München – An bayerischen Universitäten und Hochschulen soll Judenhass unter Studenten härter geahndet werden. Obwohl es eine steigende Zahl antisemitischer Vorfälle an den Unis gebe, sei bisher kein Studierender exmatrikuliert worden, sagte Bayerns Wissenschaftsminister Markus Blume (CSU). Durch eine Änderung des bayerischen Hochschulgesetzes soll es Unis künftig erleichtert werden, „bis hin zur Ultima Ratio der Exmatrikulation“ durchzugreifen. Ein Vorschlag zur Gesetzesänderung soll noch in diesem Jahr vorgelegt werden.
Rechtlich ist es schwierig, weil viele latent judenfeindliche Äußerungen „unter der Strafbarkeitsschwelle“ durch die Meinungsfreiheit geschützt sind. Die Latte liege sehr hoch, räumte Blume ein. Daher müsse ein „Instrumentenkasten“ entwickelt werden, der ein abgestuftes Vorgehen gegen Antisemiten ermögliche, beispielsweise auch den Ausschluss von einzelnen Veranstaltungen.

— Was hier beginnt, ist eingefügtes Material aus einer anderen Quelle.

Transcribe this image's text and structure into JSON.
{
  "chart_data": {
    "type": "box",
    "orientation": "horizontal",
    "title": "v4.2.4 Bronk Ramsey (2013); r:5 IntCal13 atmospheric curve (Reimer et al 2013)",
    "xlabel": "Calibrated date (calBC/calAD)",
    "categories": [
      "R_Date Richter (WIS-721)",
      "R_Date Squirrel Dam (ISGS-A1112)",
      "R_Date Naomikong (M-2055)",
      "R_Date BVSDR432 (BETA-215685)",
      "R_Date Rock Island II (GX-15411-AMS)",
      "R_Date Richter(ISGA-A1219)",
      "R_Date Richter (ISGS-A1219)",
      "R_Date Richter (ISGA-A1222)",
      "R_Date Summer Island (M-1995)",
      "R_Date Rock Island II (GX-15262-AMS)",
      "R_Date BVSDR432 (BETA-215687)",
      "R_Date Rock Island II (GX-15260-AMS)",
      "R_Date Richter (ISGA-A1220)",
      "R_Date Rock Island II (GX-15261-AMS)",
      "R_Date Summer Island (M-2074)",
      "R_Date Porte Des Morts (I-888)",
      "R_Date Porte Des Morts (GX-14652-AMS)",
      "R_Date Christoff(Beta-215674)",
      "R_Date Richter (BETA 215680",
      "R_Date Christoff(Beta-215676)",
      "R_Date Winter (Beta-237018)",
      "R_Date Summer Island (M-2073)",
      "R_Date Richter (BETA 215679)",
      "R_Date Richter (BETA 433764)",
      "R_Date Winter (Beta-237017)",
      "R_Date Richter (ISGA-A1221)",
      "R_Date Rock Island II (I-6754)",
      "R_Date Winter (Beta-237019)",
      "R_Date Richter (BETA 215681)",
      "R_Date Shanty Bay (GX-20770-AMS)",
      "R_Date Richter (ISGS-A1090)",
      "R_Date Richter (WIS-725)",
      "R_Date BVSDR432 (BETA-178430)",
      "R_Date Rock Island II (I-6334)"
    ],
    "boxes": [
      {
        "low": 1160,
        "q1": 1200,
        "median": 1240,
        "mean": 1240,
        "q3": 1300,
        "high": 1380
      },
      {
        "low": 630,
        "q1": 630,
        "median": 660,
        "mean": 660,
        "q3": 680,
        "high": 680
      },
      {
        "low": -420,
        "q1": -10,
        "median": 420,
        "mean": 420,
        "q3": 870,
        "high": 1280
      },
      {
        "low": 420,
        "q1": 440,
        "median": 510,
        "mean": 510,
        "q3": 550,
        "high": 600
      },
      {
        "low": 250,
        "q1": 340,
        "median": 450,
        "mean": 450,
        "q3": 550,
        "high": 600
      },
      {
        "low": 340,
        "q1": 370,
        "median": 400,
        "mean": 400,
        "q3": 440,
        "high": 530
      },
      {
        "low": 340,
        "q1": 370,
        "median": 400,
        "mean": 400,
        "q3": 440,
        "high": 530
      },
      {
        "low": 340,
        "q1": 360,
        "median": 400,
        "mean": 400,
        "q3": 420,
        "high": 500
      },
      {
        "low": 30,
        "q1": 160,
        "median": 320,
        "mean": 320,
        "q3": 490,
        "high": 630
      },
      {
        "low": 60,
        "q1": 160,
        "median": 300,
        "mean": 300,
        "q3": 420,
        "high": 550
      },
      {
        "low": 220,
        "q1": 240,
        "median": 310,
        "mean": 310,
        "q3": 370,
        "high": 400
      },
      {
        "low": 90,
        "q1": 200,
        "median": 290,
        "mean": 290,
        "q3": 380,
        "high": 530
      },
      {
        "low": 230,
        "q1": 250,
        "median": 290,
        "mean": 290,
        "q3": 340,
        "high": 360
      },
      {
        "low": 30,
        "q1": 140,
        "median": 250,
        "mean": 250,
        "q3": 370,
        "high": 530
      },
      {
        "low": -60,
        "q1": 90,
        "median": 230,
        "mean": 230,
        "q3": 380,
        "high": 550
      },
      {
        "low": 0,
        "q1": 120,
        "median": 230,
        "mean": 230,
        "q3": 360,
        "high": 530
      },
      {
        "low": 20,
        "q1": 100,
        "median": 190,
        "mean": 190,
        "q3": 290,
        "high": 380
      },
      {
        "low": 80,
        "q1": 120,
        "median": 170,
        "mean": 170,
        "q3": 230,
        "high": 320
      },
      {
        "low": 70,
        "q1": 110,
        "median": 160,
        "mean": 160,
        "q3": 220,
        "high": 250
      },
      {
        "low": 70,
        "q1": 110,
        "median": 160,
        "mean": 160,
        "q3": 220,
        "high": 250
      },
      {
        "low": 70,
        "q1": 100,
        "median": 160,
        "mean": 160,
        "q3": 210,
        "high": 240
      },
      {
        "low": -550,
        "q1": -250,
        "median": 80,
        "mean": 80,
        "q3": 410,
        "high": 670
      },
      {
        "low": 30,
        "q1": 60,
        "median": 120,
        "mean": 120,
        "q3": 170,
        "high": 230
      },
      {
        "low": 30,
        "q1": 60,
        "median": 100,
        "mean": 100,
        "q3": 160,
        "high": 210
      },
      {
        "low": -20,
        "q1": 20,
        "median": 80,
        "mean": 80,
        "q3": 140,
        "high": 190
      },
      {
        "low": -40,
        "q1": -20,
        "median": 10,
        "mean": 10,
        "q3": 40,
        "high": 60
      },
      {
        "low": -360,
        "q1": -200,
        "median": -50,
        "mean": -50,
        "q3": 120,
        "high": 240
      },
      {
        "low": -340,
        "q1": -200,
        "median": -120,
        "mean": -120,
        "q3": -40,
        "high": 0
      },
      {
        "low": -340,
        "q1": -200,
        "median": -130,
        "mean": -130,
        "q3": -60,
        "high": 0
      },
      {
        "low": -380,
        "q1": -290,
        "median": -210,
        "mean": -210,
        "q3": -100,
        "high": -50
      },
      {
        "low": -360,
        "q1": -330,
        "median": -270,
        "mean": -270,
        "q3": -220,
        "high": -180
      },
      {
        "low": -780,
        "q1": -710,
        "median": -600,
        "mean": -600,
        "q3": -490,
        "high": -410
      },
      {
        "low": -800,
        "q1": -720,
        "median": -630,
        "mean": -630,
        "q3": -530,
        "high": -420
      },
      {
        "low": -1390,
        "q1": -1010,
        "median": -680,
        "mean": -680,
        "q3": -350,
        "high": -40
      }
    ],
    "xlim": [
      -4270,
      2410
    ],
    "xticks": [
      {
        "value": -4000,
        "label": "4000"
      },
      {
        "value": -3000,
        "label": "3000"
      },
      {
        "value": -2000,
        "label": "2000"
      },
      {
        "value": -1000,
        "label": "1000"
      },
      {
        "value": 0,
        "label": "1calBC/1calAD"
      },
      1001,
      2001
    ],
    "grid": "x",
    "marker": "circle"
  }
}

Blume traf am Montag zusammen mit dem bayerischen Antisemitismusbeauftragten, Ludwig Spaenle, die 33 Beauftragten, die sich an den bayerischen Hochschulen und Universitäten um antisemitische Vorfälle kümmern. Dass Antisemitismus generell zunimmt, zeigen auch neue Zahlen der Recherche- und Informationsstelle Antisemitismus (Rias) Bayern: Sie dokumentierte im Freistaat in den ersten sechs Monaten nach dem Oktober-Massaker der Hamas 527 antisemitische Vorfälle mit Bezug zu Israel. In dem Halbjahr zuvor waren es 43 – ein Zuwachs um 1125 Prozent. „Viel zu lange wurde und wird der israelbezogene Antisemitismus als vermeintliche ,Israelkritik‘ verharmlost“, sagte Rias-Bayern-Leiterin Annette Seidel-Arpac.
Bei den Vorfällen handelte es sich um fünf Angriffe, zwölf Sachbeschädigungen, 19 Bedrohungen, elf Massenzuschriften und 480 Fälle verletzenden Verhaltens, darunter 127 Versammlungen.
Wie viele Vorfälle davon an den Unis registriert wurden, dokumentiert der Bericht nicht. Für Spaenle gibt es jedoch keinen Zweifel, dass ein „wokes studentisches Milieu“ die Unis „zum Hotspot von Antisemitismus“ gemacht habe. Ein Beispiel sei das Palästina-Camp vor der Münchner Uni, für Blume „ein Ort der Schande“, aber auch nach seiner Einschätzung rechtlich unangreifbar. Anders als etwa an US-amerikanischen Unis sind bisher weder antisemitische Dozenten noch ernsthafte Bestrebungen nach einem Kooperations-Ende mit israelischen Unis bekannt geworden, sagte Blume. Doch durch Begegnungen mit jüdischen Studierenden wisse man, wie „bedrückt“ diese seien. Die Ausgrenzung geschehe schleichend, es gebe „böse Blicke“ in der U-Bahn, es würden aber auch Freundschaften gekündigt und eine soziale Isolation betrieben.